Summary
These 2005 England-only regulations implement EU Commission Decision 2005/744/EC to prevent H5N1 avian influenza transmission from wild birds to captive birds in zoos. They empower the Secretary of State to declare prevention zones or serve restriction notices on zoos, imposing requirements including housing birds indoors, segregating species, enforcing biosecurity measures, restricting public access, and potentially mandating vaccination. The regulations establish inspector powers for premises entry and compliance checking, create criminal offenses for violations, and assign enforcement to local authorities.
Reason
This regulation represents EU-derived gold-plating with no post-Brexit justification.

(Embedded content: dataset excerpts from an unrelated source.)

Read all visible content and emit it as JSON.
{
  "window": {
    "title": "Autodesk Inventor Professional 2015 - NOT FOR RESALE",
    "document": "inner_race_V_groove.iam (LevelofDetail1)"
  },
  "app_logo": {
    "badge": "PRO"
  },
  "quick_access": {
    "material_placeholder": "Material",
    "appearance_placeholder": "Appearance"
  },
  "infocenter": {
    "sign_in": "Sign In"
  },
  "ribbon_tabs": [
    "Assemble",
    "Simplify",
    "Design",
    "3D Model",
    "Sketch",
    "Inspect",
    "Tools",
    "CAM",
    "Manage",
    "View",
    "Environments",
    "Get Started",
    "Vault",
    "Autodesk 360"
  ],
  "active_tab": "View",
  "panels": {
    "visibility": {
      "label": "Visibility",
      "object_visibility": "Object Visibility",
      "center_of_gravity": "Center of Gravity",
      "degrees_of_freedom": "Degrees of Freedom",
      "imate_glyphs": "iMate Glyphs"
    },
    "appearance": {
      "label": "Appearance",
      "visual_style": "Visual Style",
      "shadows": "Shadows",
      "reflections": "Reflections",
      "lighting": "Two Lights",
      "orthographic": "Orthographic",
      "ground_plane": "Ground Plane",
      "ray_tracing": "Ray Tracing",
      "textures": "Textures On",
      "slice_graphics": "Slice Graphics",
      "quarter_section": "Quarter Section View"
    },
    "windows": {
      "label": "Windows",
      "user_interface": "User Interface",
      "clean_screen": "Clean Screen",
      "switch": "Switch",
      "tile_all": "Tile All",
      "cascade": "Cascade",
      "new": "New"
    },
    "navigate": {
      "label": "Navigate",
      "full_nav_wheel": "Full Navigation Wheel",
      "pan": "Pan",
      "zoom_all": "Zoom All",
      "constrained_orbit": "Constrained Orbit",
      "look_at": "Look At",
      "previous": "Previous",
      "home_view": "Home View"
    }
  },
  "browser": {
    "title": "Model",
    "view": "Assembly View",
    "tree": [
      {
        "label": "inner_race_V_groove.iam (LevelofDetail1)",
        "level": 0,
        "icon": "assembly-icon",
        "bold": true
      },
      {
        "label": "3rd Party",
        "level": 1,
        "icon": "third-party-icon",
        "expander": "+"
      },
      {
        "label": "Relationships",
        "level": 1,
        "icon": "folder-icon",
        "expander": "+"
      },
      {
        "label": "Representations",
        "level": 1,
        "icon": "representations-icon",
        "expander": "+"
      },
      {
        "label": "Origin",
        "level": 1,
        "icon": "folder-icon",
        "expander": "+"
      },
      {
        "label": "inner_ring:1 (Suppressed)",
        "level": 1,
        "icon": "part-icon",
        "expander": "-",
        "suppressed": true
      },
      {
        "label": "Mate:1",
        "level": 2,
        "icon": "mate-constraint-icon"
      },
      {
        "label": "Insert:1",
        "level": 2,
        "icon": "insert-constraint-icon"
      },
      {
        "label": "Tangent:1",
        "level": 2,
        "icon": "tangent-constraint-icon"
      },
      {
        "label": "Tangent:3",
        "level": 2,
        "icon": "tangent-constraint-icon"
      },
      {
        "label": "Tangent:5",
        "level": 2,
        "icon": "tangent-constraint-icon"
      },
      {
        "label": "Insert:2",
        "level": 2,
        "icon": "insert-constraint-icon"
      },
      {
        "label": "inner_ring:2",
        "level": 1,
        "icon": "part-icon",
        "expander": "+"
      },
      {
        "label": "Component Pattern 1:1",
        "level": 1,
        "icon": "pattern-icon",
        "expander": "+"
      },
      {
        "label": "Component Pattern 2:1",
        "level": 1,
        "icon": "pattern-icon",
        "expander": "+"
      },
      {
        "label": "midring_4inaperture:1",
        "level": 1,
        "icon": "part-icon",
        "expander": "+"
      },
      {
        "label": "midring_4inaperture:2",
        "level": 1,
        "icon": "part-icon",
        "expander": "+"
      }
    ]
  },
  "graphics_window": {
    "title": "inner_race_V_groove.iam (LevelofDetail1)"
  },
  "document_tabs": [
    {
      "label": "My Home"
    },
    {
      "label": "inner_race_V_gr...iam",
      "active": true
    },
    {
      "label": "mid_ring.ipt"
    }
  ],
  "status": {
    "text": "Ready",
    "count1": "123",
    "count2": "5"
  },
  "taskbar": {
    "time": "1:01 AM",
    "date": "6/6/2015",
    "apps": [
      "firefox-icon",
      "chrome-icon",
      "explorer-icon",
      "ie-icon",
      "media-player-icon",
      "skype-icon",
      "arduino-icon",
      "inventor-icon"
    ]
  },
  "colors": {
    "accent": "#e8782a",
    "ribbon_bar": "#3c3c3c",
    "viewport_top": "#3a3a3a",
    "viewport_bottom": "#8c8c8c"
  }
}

It implements a Commission Decision from 2005 (a temporary crisis response to H5N1) that was never subject to democratic scrutiny in Parliament. The regulatory burden on zoos is disproportionate: broad inspector powers to enter premises, criminal offenses for non-compliance, and costly biosecurity requirements that could drive smaller collections and rescue centres out of operation. The definition of 'zoo' captures not only traditional zoos but any establishment with captive birds for shows or competitions, imposing compliance costs far beyond what the risk justifies. As a permanent statute, it remains in force long after the specific crisis that prompted it, suppressing voluntary biosecurity improvements that zoos would adopt based on actual risk. Animal disease prevention can be achieved more efficiently through industry self-regulation, insurance mechanisms, and targeted responses to genuine outbreaks rather than blanket regulatory requirements.